Em “Blade” (1998), o vampiro é reconfigurado como herói de ação, em meio ao colapso urbano e ao medo da contaminação. Em “Entrevista com o Vampiro” (1994), somos convidados a mergulhar na subjetividade desses seres, vendo-os quase como poetas melancólicos — dilacerados pela culpa e pela eternidade.
E quando chegamos a "Crepúsculo" (2008) ou “True Blood” (2008-2014), o mito vira uma narrativa sobre desejo adolescente, sobre identidade, sobre política de minorias.
Ao longo dos séculos, o vampiro tem servido como metáfora para o medo da morte, para o medo do desejo, para o medo do outro, para o medo do tempo.
Mas talvez o mais interessante seja perceber que esses anseios se transformam e moldam de acordo com o tempo e as questões do presente e, consequentemente, as figuras de dentes caninos acompanham a mudança.

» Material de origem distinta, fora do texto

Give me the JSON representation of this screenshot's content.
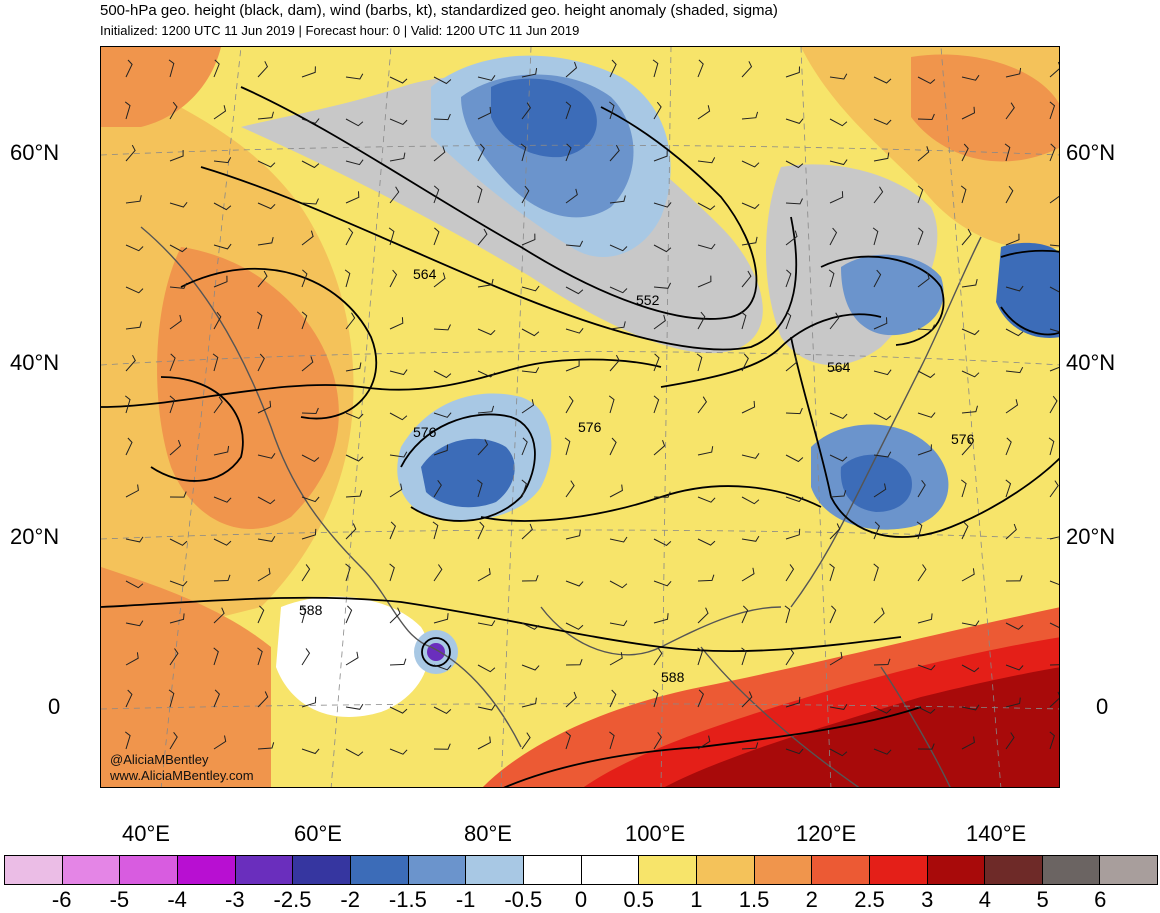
{
  "header": {
    "title": "500-hPa geo. height (black, dam), wind (barbs, kt), standardized geo. height anomaly (shaded, sigma)",
    "subtitle": "Initialized: 1200 UTC 11 Jun 2019 | Forecast hour: 0 | Valid: 1200 UTC 11 Jun 2019"
  },
  "axes": {
    "lat_labels": [
      "60°N",
      "40°N",
      "20°N",
      "0"
    ],
    "lon_labels": [
      "40°E",
      "60°E",
      "80°E",
      "100°E",
      "120°E",
      "140°E"
    ]
  },
  "contour_labels": [
    {
      "text": "564"
    },
    {
      "text": "552"
    },
    {
      "text": "564"
    },
    {
      "text": "576"
    },
    {
      "text": "576"
    },
    {
      "text": "576"
    },
    {
      "text": "588"
    },
    {
      "text": "588"
    }
  ],
  "credit": {
    "handle": "@AliciaMBentley",
    "website": "www.AliciaMBentley.com"
  },
  "colorbar": {
    "colors": [
      "#ebbde6",
      "#e485e6",
      "#d85ce0",
      "#b80fd2",
      "#6a2ebd",
      "#3636a0",
      "#3c6cb8",
      "#6b94cc",
      "#a8c8e4",
      "#ffffff",
      "#ffffff",
      "#f7e46a",
      "#f4c25a",
      "#f0954c",
      "#ec5a34",
      "#e41f18",
      "#a80a0a",
      "#6e2a28",
      "#6b6462",
      "#a89e9c"
    ],
    "labels": [
      "-6",
      "-5",
      "-4",
      "-3",
      "-2.5",
      "-2",
      "-1.5",
      "-1",
      "-0.5",
      "0",
      "0.5",
      "1",
      "1.5",
      "2",
      "2.5",
      "3",
      "4",
      "5",
      "6"
    ]
  },
  "map_colors": {
    "ocean_warm": "#f4c25a",
    "gray_band": "#c8c8c8",
    "coast": "#555555"
  }
}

O vampiro contemporâneo: sedução, colonialismo e espiritualidade
Para citar os filmes da abertura deste texto, é curioso como o Nosferatu, de Robert Eggers, revive o expressionismo alemão com olhos modernos, refazendo o vampiro clássico numa posição de aristrocrata com uma sensualidade esquisita e obtusa, numa época onde os donos de big techs tentam cada vez mais se pintarem como exemplos de masculinidade.
Já "Pecadores", de Ryan Coogler, uma excelente surpresa de lançamento comercial do cinema dos EUA, nos transporta para a Nova Orleans contemporânea, misturando mitologia vampiresca com tensões raciais, coloniais e espirituais.
Há algo de muito potente nisso: repensar o mito do vampiro a partir de novas lentes, novas violências e novas vozes, adequando-as à memória trágica da KKK na sociedade estadunidense e atrelando a manifestação artística e cultural do blues e do jazz como um refúgio étnico de toda uma comunidade.
No fim das contas…
O vampiro de hoje é herdeiro de todos os seus antecessores, mas também é, inevitavelmente, um retrato do presente. Ele pode ser o opressor ou o oprimido. O colonialista ou o colonizado. O símbolo do medo ou da libertação.
De alguma forma é essa metamorfose cíclica que faz dele uma figura eterna.